In 1999, a granite memorial dedicated to William H. Eisenman was placed on the eastern hillside. It is engraved with the inscription credited to Daniel Hudson Burnham, famous for the Burnham Plan or "The Plan of Chicago," a comprehensive turn-of-the-century plan for the future of Chicago. The inscription reads, "Make no little plans: they have no magic to stir one's blood. Make big plans; aim high in hope and work, remembering that a noble, logical diagram once recorded will never die."

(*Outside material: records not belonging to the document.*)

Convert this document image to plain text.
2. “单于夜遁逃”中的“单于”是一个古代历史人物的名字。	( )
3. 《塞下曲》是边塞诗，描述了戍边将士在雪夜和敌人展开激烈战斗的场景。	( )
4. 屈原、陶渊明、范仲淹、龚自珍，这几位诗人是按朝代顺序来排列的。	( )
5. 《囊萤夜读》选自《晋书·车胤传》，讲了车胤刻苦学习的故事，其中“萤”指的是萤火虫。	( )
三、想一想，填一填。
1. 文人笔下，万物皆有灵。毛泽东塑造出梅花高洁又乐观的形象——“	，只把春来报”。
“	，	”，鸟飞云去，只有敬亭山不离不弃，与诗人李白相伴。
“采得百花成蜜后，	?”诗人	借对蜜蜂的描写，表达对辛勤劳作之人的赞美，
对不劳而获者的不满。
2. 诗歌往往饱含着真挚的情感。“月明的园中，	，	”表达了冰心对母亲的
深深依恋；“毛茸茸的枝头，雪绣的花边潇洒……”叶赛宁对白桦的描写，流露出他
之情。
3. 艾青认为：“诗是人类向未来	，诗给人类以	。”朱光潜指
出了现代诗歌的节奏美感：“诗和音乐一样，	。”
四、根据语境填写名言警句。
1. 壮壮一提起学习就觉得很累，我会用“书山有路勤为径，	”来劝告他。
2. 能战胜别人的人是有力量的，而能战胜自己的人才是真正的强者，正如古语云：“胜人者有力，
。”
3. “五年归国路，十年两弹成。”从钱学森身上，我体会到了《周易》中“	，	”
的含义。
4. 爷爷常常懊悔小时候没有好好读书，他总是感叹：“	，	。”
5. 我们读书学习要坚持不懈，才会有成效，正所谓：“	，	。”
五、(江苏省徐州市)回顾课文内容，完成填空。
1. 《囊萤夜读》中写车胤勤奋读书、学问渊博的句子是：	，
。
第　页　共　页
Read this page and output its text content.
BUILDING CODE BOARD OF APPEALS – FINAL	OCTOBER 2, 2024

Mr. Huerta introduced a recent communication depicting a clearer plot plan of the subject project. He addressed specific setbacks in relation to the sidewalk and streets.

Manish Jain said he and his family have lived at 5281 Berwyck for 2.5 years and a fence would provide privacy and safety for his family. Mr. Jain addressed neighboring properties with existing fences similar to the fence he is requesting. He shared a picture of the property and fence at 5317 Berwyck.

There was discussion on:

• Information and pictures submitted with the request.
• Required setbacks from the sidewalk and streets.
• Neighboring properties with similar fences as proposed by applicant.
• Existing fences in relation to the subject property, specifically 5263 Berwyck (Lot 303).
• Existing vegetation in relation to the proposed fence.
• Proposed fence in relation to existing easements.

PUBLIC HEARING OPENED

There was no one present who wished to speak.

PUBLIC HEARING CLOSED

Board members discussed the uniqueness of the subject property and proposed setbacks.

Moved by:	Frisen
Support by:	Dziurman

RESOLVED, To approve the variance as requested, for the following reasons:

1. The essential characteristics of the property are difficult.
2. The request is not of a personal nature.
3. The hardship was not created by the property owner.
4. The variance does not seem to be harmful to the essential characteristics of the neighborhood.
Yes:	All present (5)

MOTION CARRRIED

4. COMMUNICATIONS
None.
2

In 2010, the headquarters underwent renovations and restorations led by the Chesler Group of Cleveland and Dimit Architects of Lakewood, Ohio. The total cost of renovations were nearly $6 million, including over $2 million from state and federal historic-preservation tax credits. The historic preservation funding came as a tradeoff against strict requirements of the National Park Service, the administrative arm of the National Register of Historic Places, which requires renovated historic buildings retain their original architectural character and critical original materials. Interior and exterior renovations included new mechanical, electrical, and plumbing systems, ADA-accessible restrooms, interior updates, restoration of the glass window wall and the exterior stainless steel sunscreens, and repairs to the concrete structure under the roof.

A 1953-commissioned seven-panel brushed aluminum mural created by metals artist Nikos Bel-Jon called the “History of Iron”, once used at ASM trade shows, now hangs throughout the headquarters building.